Investigation on Small Molecules Targeting Cu(I) Preventing Copper-Mediated Neurotoxicity

In this work, we designed small molecules YG-1 and YG-2 derived from molecule Thioflavin-T (ThT) containing structural moieties targeting Cu(I). To realize the purpose of Cu(I) binding, we eliminate the methyl group of ThT molecule and incorporate a nitrogen atom instead of sulfur atom. The imine in benzimidole is expected to coordinate Cu(I) effectively. This strategy is aiming at inhibiting the toxicity redox cycle and protecting cells. Using UV absorption spectroscopy, we find that YG-1 can interact with Cu(I) effectively, but not with Cu(II). ESI-MS further characterized the interactions between YG-1/2 and Cu(I) in forms of YG-1/2-Cu(I)-YG-1/2 and YG-1/2-Cu(I)-YG-1/2-Cu(I)-YG-1/2. Focusing on the peaks of complexes observed from the ESI-MS results, we calculate the binding motifs of Cu(I) to YG-1/2 by MD simulation. In particular, we study all the five possible symmetric modes of YG-1 and YG-2 respectively, which are supposed to be more stable than asymmetric modes.
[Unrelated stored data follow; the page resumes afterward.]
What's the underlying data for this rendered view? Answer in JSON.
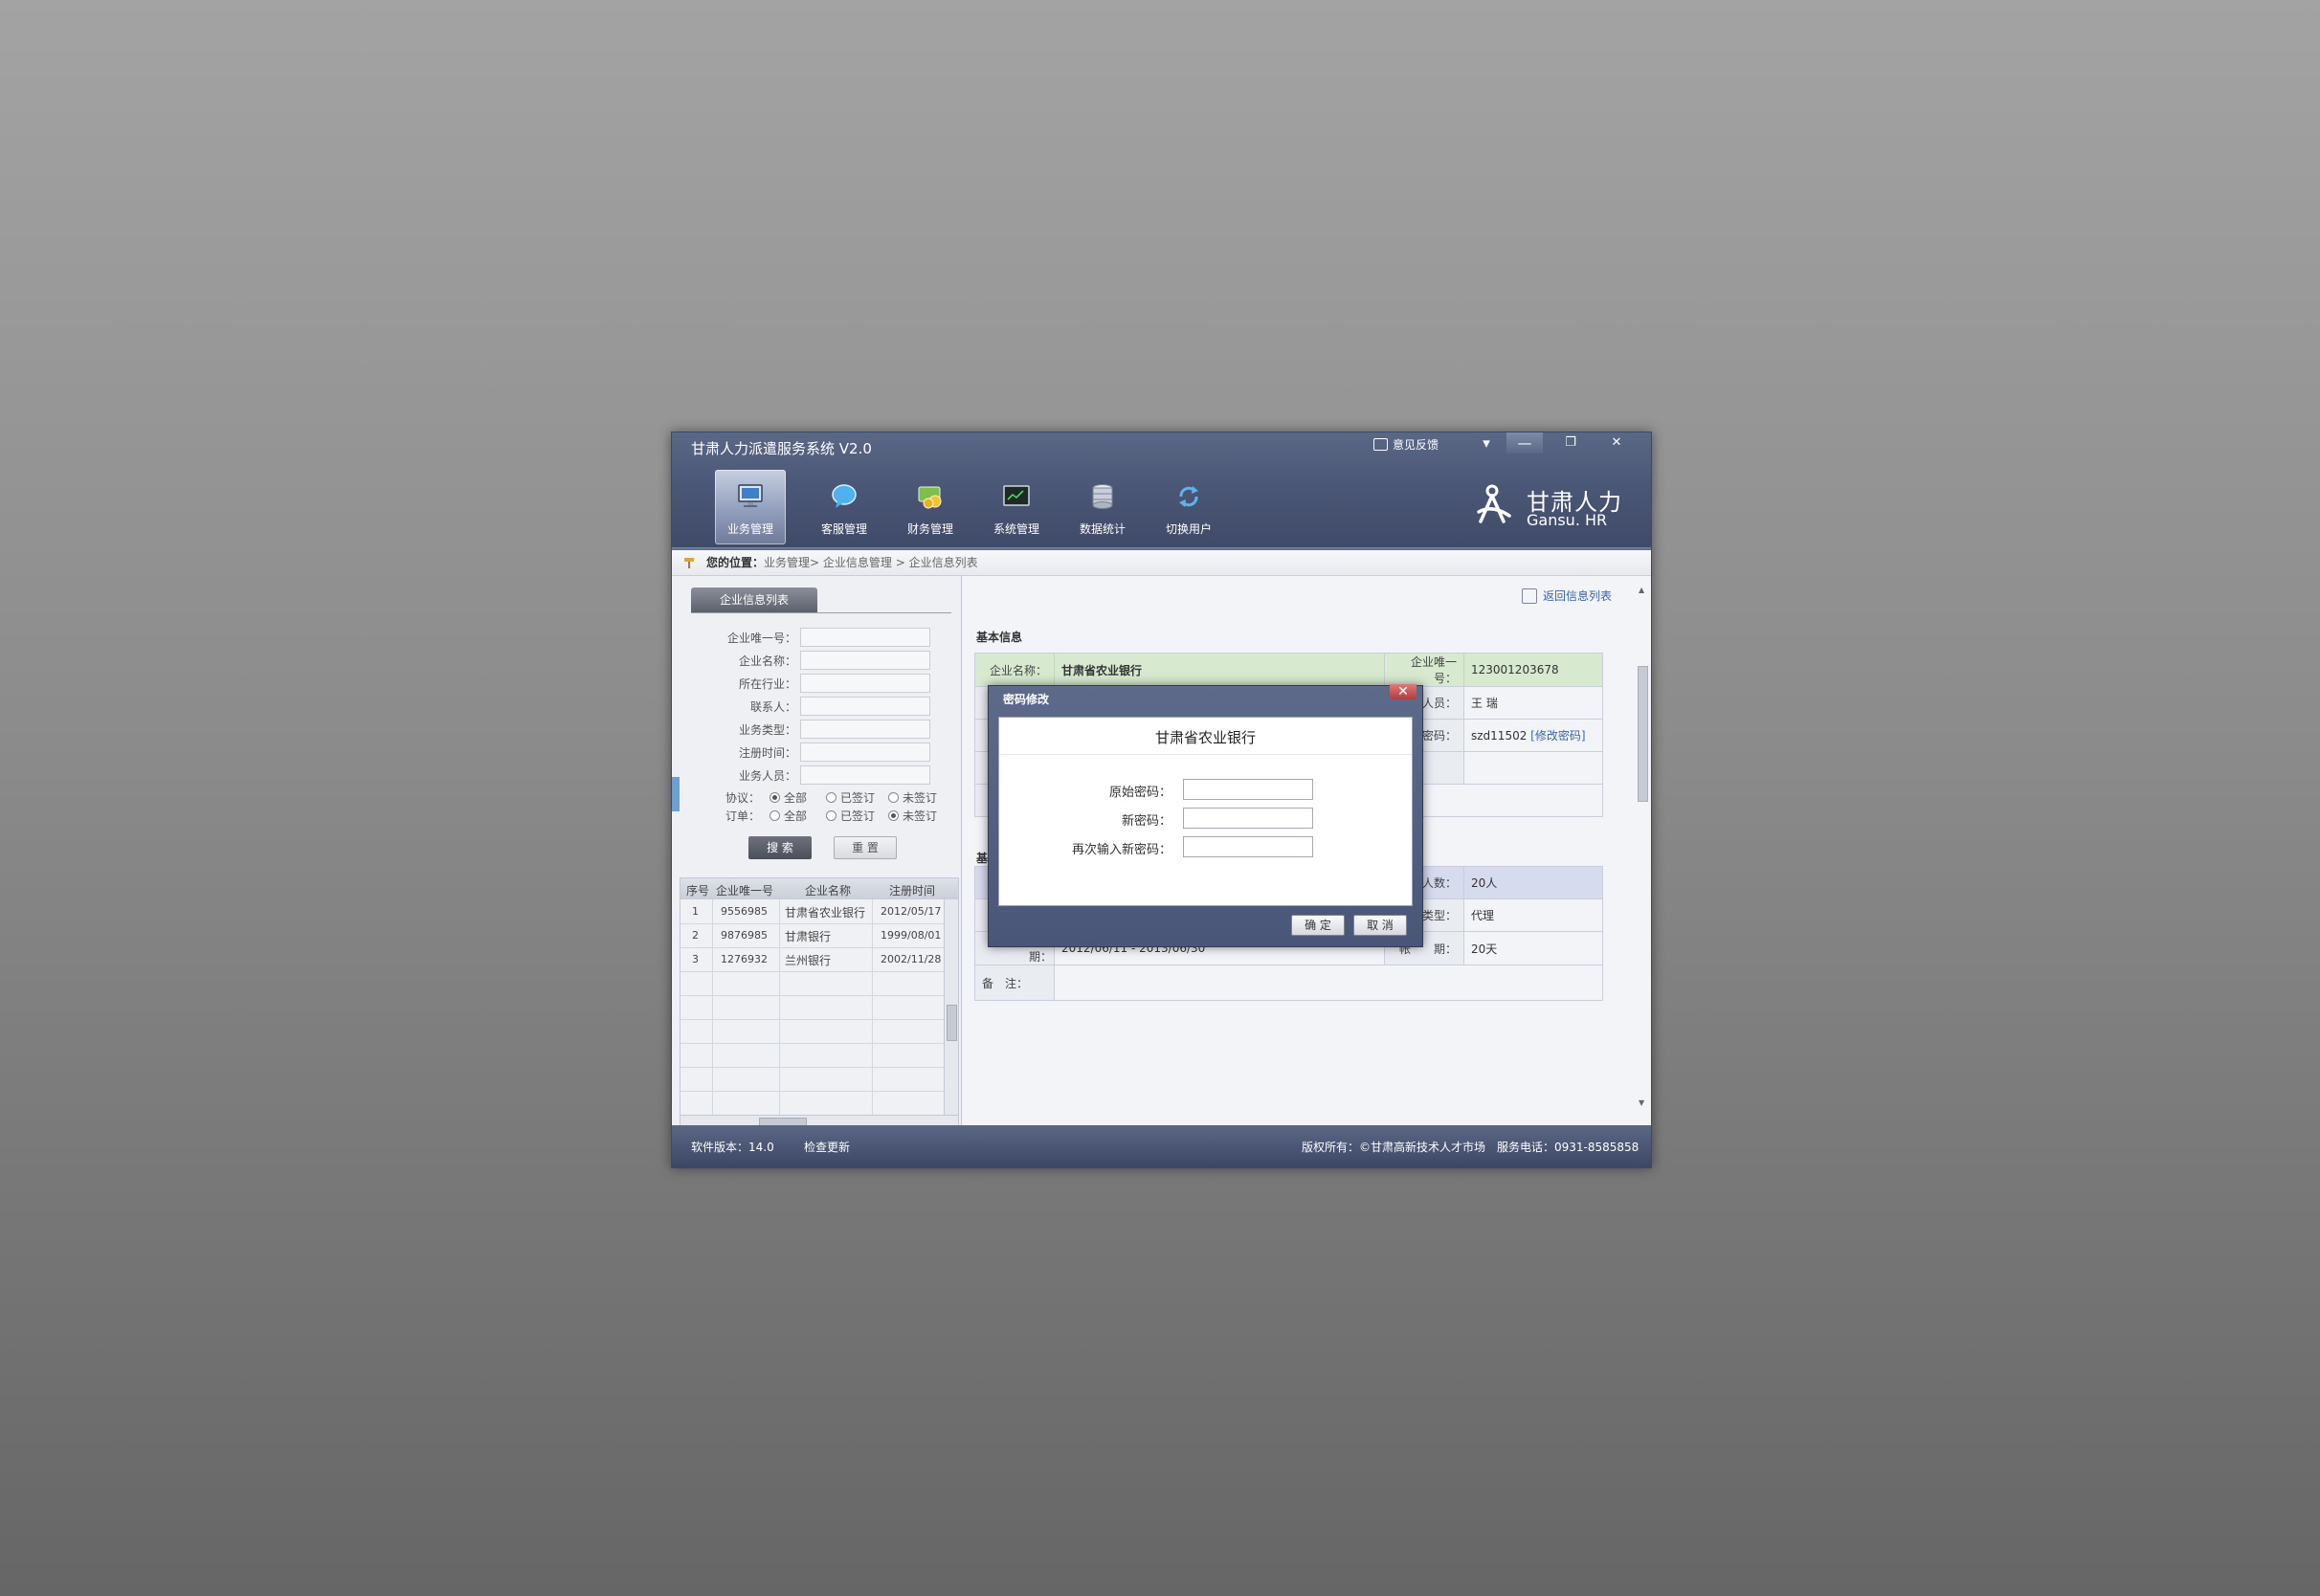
{
  "window": {
    "title": "甘肃人力派遣服务系统  V2.0",
    "feedback": "意见反馈",
    "controls": {
      "dropdown": "▾",
      "minimize": "—",
      "restore": "❐",
      "close": "✕"
    }
  },
  "nav": [
    {
      "label": "业务管理",
      "icon": "monitor-icon",
      "active": true
    },
    {
      "label": "客服管理",
      "icon": "chat-bubble-icon"
    },
    {
      "label": "财务管理",
      "icon": "coins-icon"
    },
    {
      "label": "系统管理",
      "icon": "terminal-icon"
    },
    {
      "label": "数据统计",
      "icon": "database-icon"
    },
    {
      "label": "切换用户",
      "icon": "switch-user-icon"
    }
  ],
  "logo": {
    "cn": "甘肃人力",
    "en": "Gansu. HR"
  },
  "breadcrumb": {
    "prefix": "您的位置：",
    "path": "业务管理> 企业信息管理 > 企业信息列表"
  },
  "left": {
    "tab": "企业信息列表",
    "fields": [
      {
        "label": "企业唯一号："
      },
      {
        "label": "企业名称："
      },
      {
        "label": "所在行业："
      },
      {
        "label": "联系人："
      },
      {
        "label": "业务类型："
      },
      {
        "label": "注册时间："
      },
      {
        "label": "业务人员："
      }
    ],
    "agreement": {
      "label": "协议：",
      "options": [
        "全部",
        "已签订",
        "未签订"
      ],
      "selected": "全部"
    },
    "order": {
      "label": "订单：",
      "options": [
        "全部",
        "已签订",
        "未签订"
      ],
      "selected": "未签订"
    },
    "search_btn": "搜 索",
    "reset_btn": "重 置",
    "table": {
      "headers": [
        "序号",
        "企业唯一号",
        "企业名称",
        "注册时间"
      ],
      "rows": [
        [
          "1",
          "9556985",
          "甘肃省农业银行",
          "2012/05/17"
        ],
        [
          "2",
          "9876985",
          "甘肃银行",
          "1999/08/01"
        ],
        [
          "3",
          "1276932",
          "兰州银行",
          "2002/11/28"
        ]
      ]
    }
  },
  "right": {
    "back_link": "返回信息列表",
    "section": "基本信息",
    "section2": "基",
    "basic": {
      "company_name_label": "企业名称：",
      "company_name": "甘肃省农业银行",
      "uid_label": "企业唯一号：",
      "uid": "123001203678",
      "staff_label": "务人员：",
      "staff": "王 瑞",
      "pwd_label": "业密码：",
      "pwd": "szd11502",
      "change_pwd": "[修改密码]"
    },
    "agreement": {
      "people_label": "务人数：",
      "people": "20人",
      "type_label": "务类型：",
      "type": "代理",
      "date_label": "协议起止日期：",
      "date": "2012/06/11 - 2013/06/30",
      "period_label": "帐　　期：",
      "period": "20天",
      "remark_label": "备　注："
    }
  },
  "footer": {
    "version": "软件版本：14.0",
    "update": "检查更新",
    "copyright": "版权所有：©甘肃高新技术人才市场",
    "phone": "服务电话：0931-8585858"
  },
  "dialog": {
    "title": "密码修改",
    "heading": "甘肃省农业银行",
    "old_label": "原始密码：",
    "new_label": "新密码：",
    "confirm_label": "再次输入新密码：",
    "ok": "确 定",
    "cancel": "取 消",
    "close": "✕"
  }
}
The simulation results show that the mode with Cu(I) binding to the imine in benzimidole of YG-1/2 in a linear geometry is the most stable structure with the lowest energy (-0.229 and -0.232 Hartree for YG-1 and YG-2 respectively). As reducing the production of ROS is an important pathway to alleviate the copper-induced A beta 1-40 cytotoxicity, we test the effects of YG-1/2 on eliminating ROS production using 3-coumarin carboxylic acid (3-CCA) fluorescence spectroscopy, and find that YG-1/2 can block ROS production almost completely. Finally, we examine the cellular protective effects of YG-1 and YG-2 against the toxicity of A beta 1-40-Cu(I) by 3-(4,5-dimethyl-2-thiaz-oyl)-2,5-diphenyl-tetrazolium bromide(MTT) assay. Experimental results show that YG-1/2 can alleviate the Cu(I)-induced A beta 1-40 toxicity and increase cell viability. Up until now, researchers have devoted many efforts to prevent copper-mediated ROS toxicity. However, few attempts have been made to treat protein-misfolding diseases by targeting Cu(I) and blocking the copper redox cycle. The designed molecules YG-1/2 in this work are able to capture Cu(I) from participating further reactions in the protein-copper redox cycle and prohibit the generation of ROS. This finding may lead to a new therapeutic strategy for treating copper-mediated protein misfolding diseases.